The college encourages a survivor to file a conduct charge with the Dean of Students, or an Associate Dean. The Dean will conduct an investigation - meeting with witnesses or those who can corroborate events before or after the incident. A hearing will be held with an administrative panel, to which you can have an advisor who is a member of the college, and witnesses that you name. Based on the evidence presented, the alleged perpetrator will be found guilty or not guilty, and disciplinary measures will be meted out based on the severity of the incident. The survivor is strongly urged to press charges before the alleged perpetrator graduates; after the fact there is little action the college can take. If the survivor was drunk at the time of the incident, and under age 21, s/he will not be charged with under-age drinking. 

Press Charges with the Police Option

The college encourages survivors to file a report with the Hartford Police. The evidence gathered at the hospital will be held for 60 days and can be used by the police in their investigation. A SART member can accompany you when you file a report. In Connecticut, a survivor has up to five (5) years following the incident to file a police report. 
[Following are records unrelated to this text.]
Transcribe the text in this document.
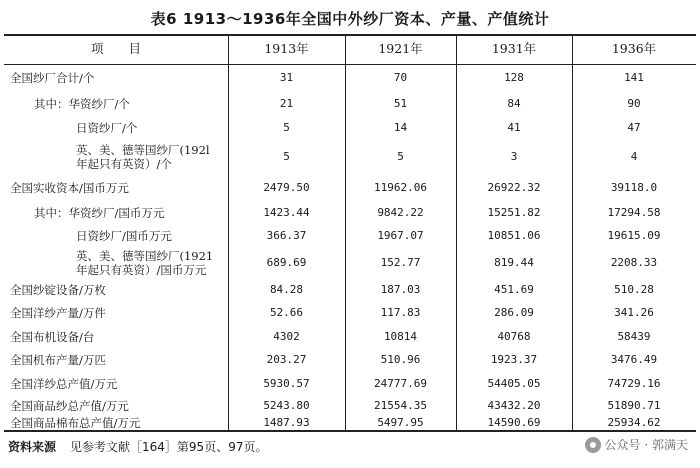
表6 1913～1936年全国中外纱厂资本、产量、产值统计
项　　目	1913年	1921年	1931年	1936年
全国纱厂合计/个	31	70	128	141
其中：华资纱厂/个	21	51	84	90
日资纱厂/个	5	14	41	47
英、美、德等国纱厂(192l
年起只有英资）/个
5	5	3	4
全国实收资本/国币万元	2479.50	11962.06	26922.32	39118.0
其中：华资纱厂/国币万元	1423.44	9842.22	15251.82	17294.58
日资纱厂/国币万元	366.37	1967.07	10851.06	19615.09
英、美、德等国纱厂(1921
年起只有英资）/国币万元
689.69	152.77	819.44	2208.33
全国纱锭设备/万枚	84.28	187.03	451.69	510.28
全国洋纱产量/万件	52.66	117.83	286.09	341.26
全国布机设备/台	4302	10814	40768	58439
全国机布产量/万匹	203.27	510.96	1923.37	3476.49
全国洋纱总产值/万元	5930.57	24777.69	54405.05	74729.16
全国商品纱总产值/万元	5243.80	21554.35	43432.20	51890.71
全国商品棉布总产值/万元	1487.93	5497.95	14590.69	25934.62
资料来源 见参考文献［164］第95页、97页。	公众号 · 郭满天
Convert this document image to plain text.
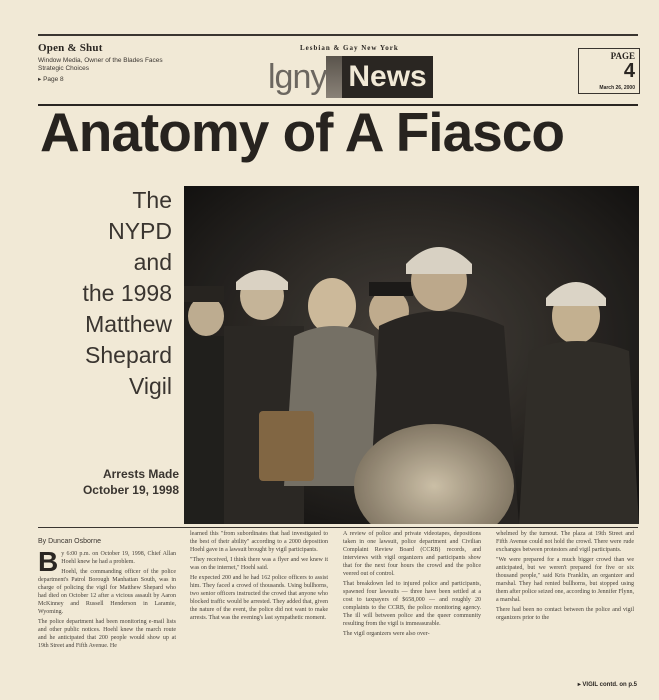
Open & Shut
Window Media, Owner of the Blades Faces Strategic Choices
▸ Page 8
Lesbian & Gay New York
lgny News
PAGE
4
March 26, 2000
Anatomy of A Fiasco
The
NYPD
and
the 1998
Matthew
Shepard
Vigil
Arrests Made
October 19, 1998
By Duncan Osborne
B y 6:00 p.m. on October 19, 1998, Chief Allan Hoehl knew he had a problem.

Hoehl, the commanding officer of the police department's Patrol Borough Manhattan South, was in charge of policing the vigil for Matthew Shepard who had died on October 12 after a vicious assault by Aaron McKinney and Russell Henderson in Laramie, Wyoming.

The police department had been monitoring e-mail lists and other public notices. Hoehl knew the march route and he anticipated that 200 people would show up at 19th Street and Fifth Avenue. He

learned this "from subordinates that had investigated to the best of their ability" according to a 2000 deposition Hoehl gave in a lawsuit brought by vigil participants.

"They received, I think there was a flyer and we knew it was on the internet," Hoehl said.

He expected 200 and he had 162 police officers to assist him. They faced a crowd of thousands. Using bullhorns, two senior officers instructed the crowd that anyone who blocked traffic would be arrested. They added that, given the nature of the event, the police did not want to make arrests. That was the evening's last sympathetic moment.

A review of police and private videotapes, depositions taken in one lawsuit, police department and Civilian Complaint Review Board (CCRB) records, and interviews with vigil organizers and participants show that for the next four hours the crowd and the police veered out of control.

That breakdown led to injured police and participants, spawned four lawsuits — three have been settled at a cost to taxpayers of $658,000 — and roughly 20 complaints to the CCRB, the police monitoring agency. The ill will between police and the queer community resulting from the vigil is immeasurable.

The vigil organizers were also over-

whelmed by the turnout. The plaza at 19th Street and Fifth Avenue could not hold the crowd. There were rude exchanges between protestors and vigil participants.

"We were prepared for a much bigger crowd than we anticipated, but we weren't prepared for five or six thousand people," said Kris Franklin, an organizer and marshal. They had rented bullhorns, but stopped using them after police seized one, according to Jennifer Flynn, a marshal.

There had been no contact between the police and vigil organizers prior to the

▸ VIGIL contd. on p.5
Post-Evidence Collection Kit: Hartford Hospital

The college encourages survivors to go to Hartford Hospital for a ’post-evidence collection kit’, also known as a “rape kit.” The Trinity Emergency Response Team (TCERT) provides transportation: 860-297-2222. A survivor can bring a friend, and a Campus Advocate from the local rape crisis services (YWCA/SACS) will be notified. This advocate will stay with you and advocate on your behalf at your request. Please bring a change of clothes, and try not to shower or douche following the assault. The exam can take up to four hours.  Tests for “date-rape” drugs - such as GHB or Rohpynol  - and STDs, can be administered if requested. 


Students found guilty of sexual assault face a range of disciplinary measures up to and including expulsion. In cases of alleged sex offense,  

The accuser and the accused are entitled to the same opportunities to have others present during a disciplinary proceeding; and 

-     Both the accuser and the accused must be informed of the outcome of any institutional disciplinary proceeding that is brought alleging a sex offense.  Compliance with this paragraph does not constitute a violation of the Family Education Rights and Privacy Act (FERPA). 

-     For the purpose of this paragraph, the outcome of a disciplinary proceeding means only the institution’s final determination with respect to the alleged sex offense and any sanction that is imposed against the accused.